DARPA spokesperson Jared Adams told Breaking D in a follow-up email that preparations for the test got underway last week. “We expect to report results in August, at the latest,” he said.

Gremlins is aimed at developing low-cost, reusable drone swarms for a variety of missions, including intelligence, surveillance and reconnaissance (ISR). While the services currently fly numerous drones, they tend to be either disposable one-shots (and thus unsuitable to carry expensive sensor packages) or large and very expensive. DARPA wants something relatively small, but smart and connected —  and above all, something the user can get back.
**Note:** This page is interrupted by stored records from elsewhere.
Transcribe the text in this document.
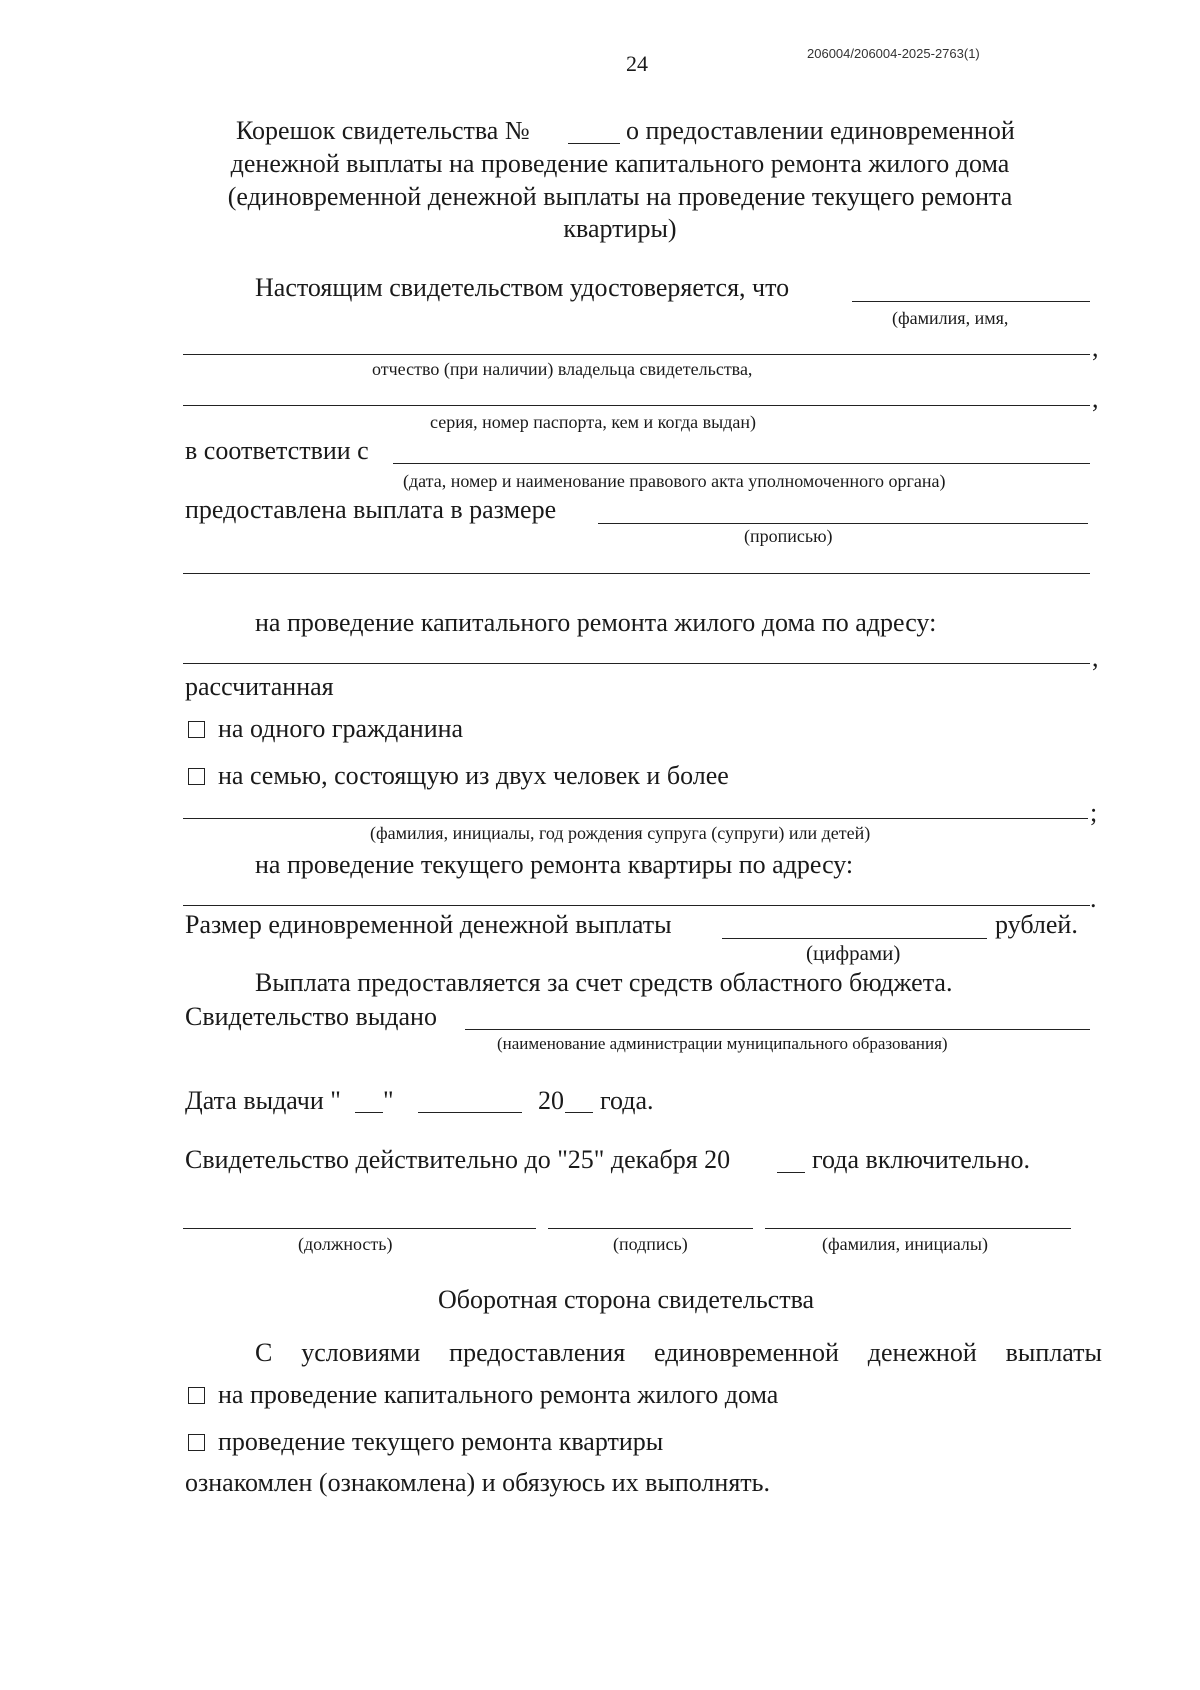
24	206004/206004-2025-2763(1)
Корешок свидетельства №	о предоставлении единовременной
денежной выплаты на проведение капитального ремонта жилого дома
(единовременной денежной выплаты на проведение текущего ремонта
квартиры)
Настоящим свидетельством удостоверяется, что
(фамилия, имя,
,
отчество (при наличии) владельца свидетельства,
,
серия, номер паспорта, кем и когда выдан)
в соответствии с
(дата, номер и наименование правового акта уполномоченного органа)
предоставлена выплата в размере
(прописью)
на проведение капитального ремонта жилого дома по адресу:
,
рассчитанная
на одного гражданина
на семью, состоящую из двух человек и более
;
(фамилия, инициалы, год рождения супруга (супруги) или детей)
на проведение текущего ремонта квартиры по адресу:
.
Размер единовременной денежной выплаты	рублей.
(цифрами)
Выплата предоставляется за счет средств областного бюджета.
Свидетельство выдано
(наименование администрации муниципального образования)
Дата выдачи " "	20 года.
Свидетельство действительно до "25" декабря 20	года включительно.
(должность)	(подпись)	(фамилия, инициалы)
Оборотная сторона свидетельства
С условиями предоставления единовременной денежной выплаты
на проведение капитального ремонта жилого дома
проведение текущего ремонта квартиры
ознакомлен (ознакомлена) и обязуюсь их выполнять.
“An ability to send large numbers of small unmanned air systems (UASs) with coordinated, distributed capabilities could provide U.S. forces with improved operational flexibility at much lower cost than is possible with today’s expensive, all-in-one platforms—especially if those unmanned systems could be retrieved for reuse while airborne,” DARPA’s Gremlins webpage explains.

Initiated in 2016, DARPA says the program is named “for the imaginary, mischievous imps that became the good luck charms of many British pilots during World War II” — not the animatronic puppets featured in the 1984 comedy-horror film of the same name.

DARPA graphic

DARPA Gremlins concept

A team led by Dynetics is the contractor for Gremlin test flight demonstrations, under a Phase 3 contract worth $32.5 million granted in April 2018. Other team members are Kratos Unmanned Aerial Systems (which also builds the Air Force’s Valkyrie,) Williams International, Applied Systems Engineering, Inc., Kutta Technologies, Inc., Moog Inc., Sierra Nevada Corporation, Systima Technologies, Inc., and Airborne Systems.
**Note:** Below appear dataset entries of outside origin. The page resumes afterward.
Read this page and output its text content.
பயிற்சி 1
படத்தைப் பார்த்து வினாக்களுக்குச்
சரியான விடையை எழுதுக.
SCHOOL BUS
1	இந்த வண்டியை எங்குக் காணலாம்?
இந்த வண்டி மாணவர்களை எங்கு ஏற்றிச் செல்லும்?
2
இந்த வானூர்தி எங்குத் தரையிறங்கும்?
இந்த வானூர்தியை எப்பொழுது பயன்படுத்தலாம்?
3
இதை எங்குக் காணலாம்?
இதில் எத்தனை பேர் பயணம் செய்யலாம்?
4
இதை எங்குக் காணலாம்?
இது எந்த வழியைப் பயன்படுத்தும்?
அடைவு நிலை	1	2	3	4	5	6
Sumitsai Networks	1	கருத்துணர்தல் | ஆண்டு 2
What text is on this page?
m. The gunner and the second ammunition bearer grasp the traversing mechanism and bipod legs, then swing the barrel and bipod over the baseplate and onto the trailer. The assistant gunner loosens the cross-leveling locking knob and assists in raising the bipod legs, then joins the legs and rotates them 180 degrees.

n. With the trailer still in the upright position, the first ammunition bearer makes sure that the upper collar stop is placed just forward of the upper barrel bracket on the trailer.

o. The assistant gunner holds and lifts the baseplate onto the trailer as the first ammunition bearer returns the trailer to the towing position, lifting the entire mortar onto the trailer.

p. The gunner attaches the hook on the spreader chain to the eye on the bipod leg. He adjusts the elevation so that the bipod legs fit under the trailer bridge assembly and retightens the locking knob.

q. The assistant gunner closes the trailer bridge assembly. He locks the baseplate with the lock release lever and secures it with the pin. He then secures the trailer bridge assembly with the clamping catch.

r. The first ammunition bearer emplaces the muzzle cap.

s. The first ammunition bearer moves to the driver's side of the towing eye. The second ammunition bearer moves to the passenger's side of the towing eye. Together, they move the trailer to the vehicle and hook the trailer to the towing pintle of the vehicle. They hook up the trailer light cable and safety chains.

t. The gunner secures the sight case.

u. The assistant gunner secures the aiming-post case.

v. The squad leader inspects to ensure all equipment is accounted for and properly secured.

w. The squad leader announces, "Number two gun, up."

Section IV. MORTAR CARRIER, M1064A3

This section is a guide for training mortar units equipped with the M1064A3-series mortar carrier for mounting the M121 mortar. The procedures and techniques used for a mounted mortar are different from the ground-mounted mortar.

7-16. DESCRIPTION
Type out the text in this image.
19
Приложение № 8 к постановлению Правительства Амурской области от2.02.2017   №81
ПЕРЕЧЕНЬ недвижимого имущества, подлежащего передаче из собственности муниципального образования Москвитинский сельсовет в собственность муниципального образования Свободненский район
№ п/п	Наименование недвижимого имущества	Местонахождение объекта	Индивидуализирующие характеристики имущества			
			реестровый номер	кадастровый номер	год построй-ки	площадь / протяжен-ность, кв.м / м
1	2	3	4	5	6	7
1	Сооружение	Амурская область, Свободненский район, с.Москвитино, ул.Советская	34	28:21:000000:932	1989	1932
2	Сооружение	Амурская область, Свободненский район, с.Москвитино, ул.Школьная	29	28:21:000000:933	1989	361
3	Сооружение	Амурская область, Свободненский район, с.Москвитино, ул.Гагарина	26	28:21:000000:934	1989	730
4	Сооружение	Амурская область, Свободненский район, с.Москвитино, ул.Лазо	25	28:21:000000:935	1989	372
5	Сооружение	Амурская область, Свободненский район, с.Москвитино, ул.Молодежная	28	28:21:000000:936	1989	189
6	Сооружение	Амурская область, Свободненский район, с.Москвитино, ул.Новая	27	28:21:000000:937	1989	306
The first test of the Gremlins system was held this past November, with DARPA announcing the test results on Jan. 17. The X-61A Gremlins Air Vehicle (GAV) was launched from a C-130A cargo plane, which eventually could carry 16 of the drones. While DARPA deemed the test successful, the vehicle actually crashed due to a malfunctioning parachute, leaving four GAVs available for the rest of the planned tests. (A parachute, however, would not be a part of an operational system, according to DARPA.)
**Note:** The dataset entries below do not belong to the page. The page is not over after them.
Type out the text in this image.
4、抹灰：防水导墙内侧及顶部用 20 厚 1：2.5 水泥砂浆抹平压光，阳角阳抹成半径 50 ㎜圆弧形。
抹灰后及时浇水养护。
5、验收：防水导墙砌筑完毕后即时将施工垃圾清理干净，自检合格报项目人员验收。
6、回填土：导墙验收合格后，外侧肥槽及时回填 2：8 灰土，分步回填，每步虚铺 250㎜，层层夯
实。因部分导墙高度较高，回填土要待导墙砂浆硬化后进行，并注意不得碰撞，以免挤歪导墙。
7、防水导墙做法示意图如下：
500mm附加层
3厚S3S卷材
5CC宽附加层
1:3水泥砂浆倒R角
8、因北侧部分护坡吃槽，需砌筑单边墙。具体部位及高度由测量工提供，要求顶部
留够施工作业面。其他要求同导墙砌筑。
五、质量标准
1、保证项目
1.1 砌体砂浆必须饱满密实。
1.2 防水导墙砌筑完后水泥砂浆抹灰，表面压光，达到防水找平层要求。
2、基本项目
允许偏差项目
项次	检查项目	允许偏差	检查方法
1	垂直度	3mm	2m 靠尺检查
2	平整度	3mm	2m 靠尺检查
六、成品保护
The concept is for the Gremlins, each of which can carry up to 150 pounds, to be caught on their way back by a mechanical arm affixed to the C-130 airframe. DARPA, however, is quick to point out that other aircraft could also be outfitted to carry the Gremlins.

“The goal for this third phase of the Gremlins program is completion of a full-scale technology demonstration series featuring the air recovery of multiple, low-cost, reusable unmanned aerial systems,” the DARPA announcement explained. “Safety, reliability, and affordability are the key objectives for the system, which would launch groups of UASs from multiple types of military aircraft while out of range from adversary defenses. Once Gremlins complete their mission, the transport aircraft would retrieve them in the air and carry them home, where ground crews would prepare them for their next use within 24 hours.”